St. Thomas Aquinas, Summa Theologica I q. 20 a. 3 "Whether God loves all things equally?" co.:
Since to love a thing is to will it good, in a twofold way anything may be loved more, or less:
- In one way on the part of the act of the will itself, which is more or less intense. In this way God does not love some things more than others, because He loves all things by an act of the will that is one, simple, and always the same.
- In another way on the part of the good itself that a person wills for the beloved. In this way we are said to love that one more than another, for whom we will a greater good, though our will is not more intense. In this way we must needs say that God loves some things more than others. For since God's love is the cause of goodness in things, as has been said (a. 2), no one thing would be better than another, if God did not will greater good for one than for another.
Upvote:1
Whether or not the Pope is right in saying the God prefers the poor. God definitely hears the cry of the poor.
This poor man called, and the Lord heard him; he saved him out of all his troubles.
Psalm 34:6
And the Church, since the times of Leo XIII at least, in Rerum Novarum, always advocated on behalf of the poor against big business and big government is consistent. But elevating a poor individual over a rich individual is not something that she is apt to do.
However, in the Gospels, God shows the spiritual benefits of being poor:
and G.K. Chesterton summarizes this by writing, in Orthodoxy, that if nothing else, the Gospel message shows that being rich puts your soul in a precarious position.
Lastly, since St.

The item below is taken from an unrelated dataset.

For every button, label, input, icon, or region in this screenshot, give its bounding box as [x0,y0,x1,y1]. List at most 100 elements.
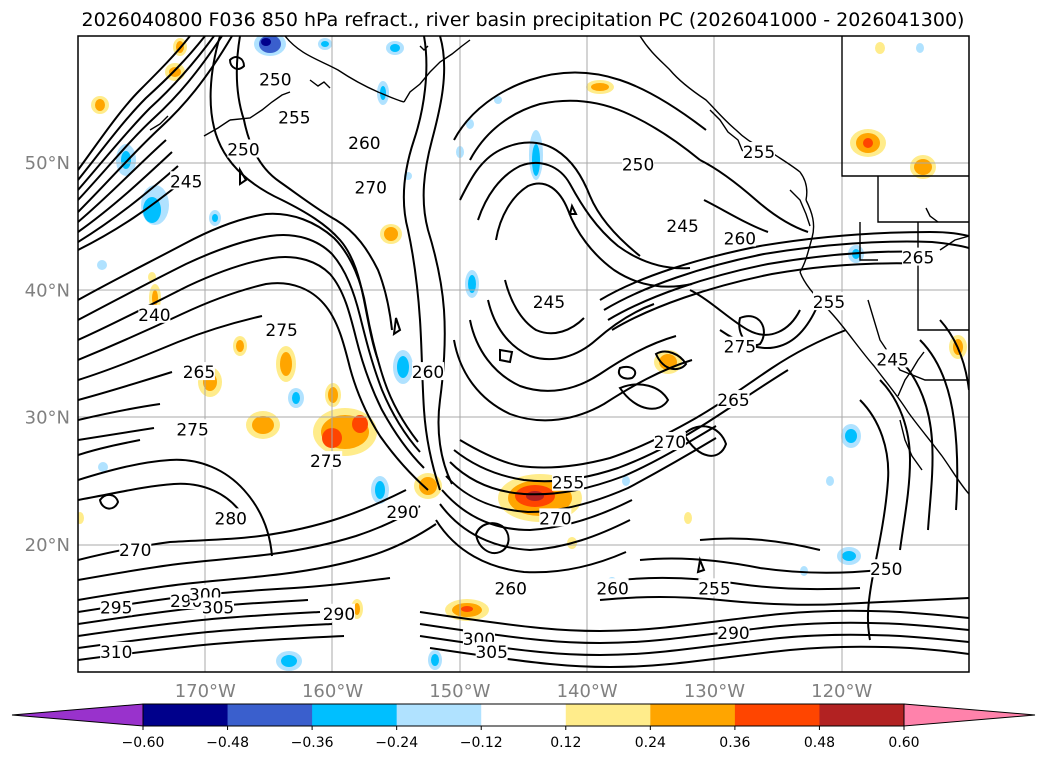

John Paul II's Social Doctrine (which is a product of the Second Vatican Council), the term "Preferential Option for the Poor" is pretty common in church parlance, the Church, if not God, has a primary duty to serve the poor. So perhaps those who are served more seem loved more, but the real gist of it is, those who are the most dependent on the love of God (like the prodigal son) can rightly be called God's beloved, those who are lest dependent (like the prodigal son's brother) who look at their brothers with bitterness, pomposity, hostility or grandiosity not so much.
Upvote:2
This is one of those dichotomies where Christians need to hold both sides of a truth in tension.
On the one hand you can find scriptures that tell you that God loves everyone without bias or favour. I have no doubt that other answers will be posted saying exactly that. The people doing it will probably identify as Evangelical and North American. They will quote appropriate scriptures and end their post there. And they will in a sense be right.
On the other hand, anyone reading the scriptures as a whole, especially the gospels, cannot help but notice that God demonstrates at least a "special concern" for the disadvantaged. The Beatitudes show it. In the Parable of the Sheep and the Goats judgement is pronounced on the people specifically because of how they treat the least of society. You gain favour for clothing the naked, not for giving nice clothes to those who already have them. You visit the sick, not the well. Widows and orphans get special treatment.
Being God's "favourites" does not necessarily mean that God loves others less. But God has more concern for how the disadvantaged are treated, and "favourite" is not an unreasonable thing to say to reflect that. It's possible that Pope Francis is guilty of a little hyperbole here - after all, if Jesus did it so can he.